It is somewhat ironic that a university that was founded on practical, working-class education is now at odds with its own employees. Robert Gordon University, which is almost universally referred to as RGU in Aberdeen, was founded on a tradition of evening classes and technical instruction, providing common people with the means to make a respectable living. And yet, in the spring of 2025, after two rounds of widespread layoffs that have left employees irate, perplexed, and, by many accounts, caught off guard, the university is witnessing its own lecturers vote for strike action.
The university is located in Garthdee, with a view of the River Dee, on Aberdeen’s southwest border. The granite Schoolhill building in the city center, where the institution spent much of its earlier existence, is a far cry from the contemporary campus, which features clean lines, glass facades, and architecture that denotes significant investment. For the majority of its existence, RGU wasn’t quite a university, so it has worked hard to appear like one. It didn’t become a university until 1992. It was a technology institute prior to that. A technical college came before that. Prior to that, a mechanics’ school provided workers who couldn’t afford to stop during the day with evening classes in chemistry and navigation.
This history is significant because it influenced RGU’s development into a university focused on careers in fields like pharmacy, engineering, nursing, architecture, and offshore safety. Employers genuinely want to hire graduates from this type of institution. Edinburgh and Glasgow, two of Scotland’s oldest universities, are prestigious, while RGU is more pragmatic. It has benefited greatly from that distinction for many years.

Therefore, it’s difficult to ignore how much that identity is undermined by the current crisis. Steve Olivier, vice-chancellor of the university, announced a voluntary severance plan in March 2024, citing a drop in international enrollment and growing expenses. Journalism, hospitality, and digital marketing programs were reorganized. About 130 workers departed. Then, in November 2024, there were an additional 135 layoffs, which together account for a sizable portion of any university’s intellectual infrastructure over the course of two tranches. The public services union Unison was especially critical, citing a consultation period that fell between Christmas and New Year’s, which many employees perceived as purposeful obfuscation.
In March 2025, the Educational Institute of Scotland decided to go on strike. Andrea Bradley, the organization’s general secretary, described the layoffs as “alarming” and issued a dire warning about the implications for the caliber of instruction. The dates of the planned strike were April, May, and September. Depending on how kindly you interpret it, Olivier’s description of the strikes as “disappointing” could indicate either sincere regret or a managerial tendency to downplay them. Regional MSP Liam Kerr described it as a “hammer blow” to both employers and young people. The underlying worry isn’t irrational, whether or not that is rhetorical.
The controversies surrounding RGU are not new. In 2010, Donald Trump, a businessman building a golf course close to Aberdeen that had drawn strong local opposition, received an honorary degree from the university. A former university principal is shown in the 2012 documentary You’ve Been Trumped returning his own honorary degree in protest, capturing that tension in uncomfortable detail. The honorary degree was officially revoked by December 2015 after Trump made a number of remarks during the US presidential campaign that RGU publicly declared to be “wholly incompatible” with its ideals. For a mid-sized Scottish university, it was a momentous occasion that served as a reminder that academic institutions do occasionally take moral positions, even when doing so attracts unwelcome attention.
Despite the institutional unrest, the campus itself is something to think about. It covers 23 hectares in Garthdee, and its most prominent feature is the Sir Ian Wood building, which was officially inaugurated in 2015. Additionally, the university owns farmland at Waterside Farm, which is located across the River Dee. This detail seems somewhat odd and appropriate for a university that has always held a unique position in British higher education: it is neither ancient nor elite, but it is deeply ingrained in the everyday life of the area.
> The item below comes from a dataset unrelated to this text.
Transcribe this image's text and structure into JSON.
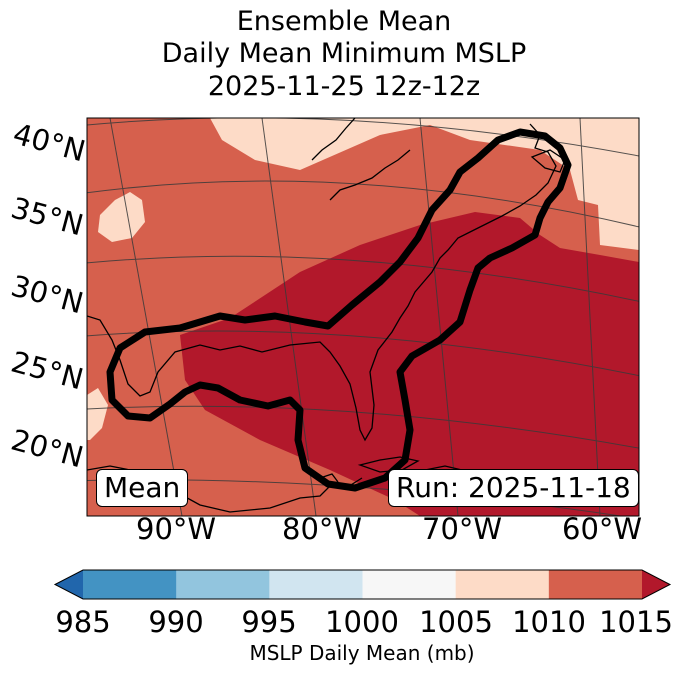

It is still genuinely unclear whether RGU can stabilize its finances without losing the academic capacity necessary to maintain its credibility. Observing this from a distance gives the impression that the university is making decisions it thinks are reasonable but that could end up costing it in ways that aren’t immediately visible on a balance sheet. Building a teaching reputation takes time, and losing it happens more quickly. If students want prestige, Aberdeen will always have the University of Aberdeen. RGU has consistently provided something unique and possibly more beneficial. When the dust settles, will it still be able to provide that?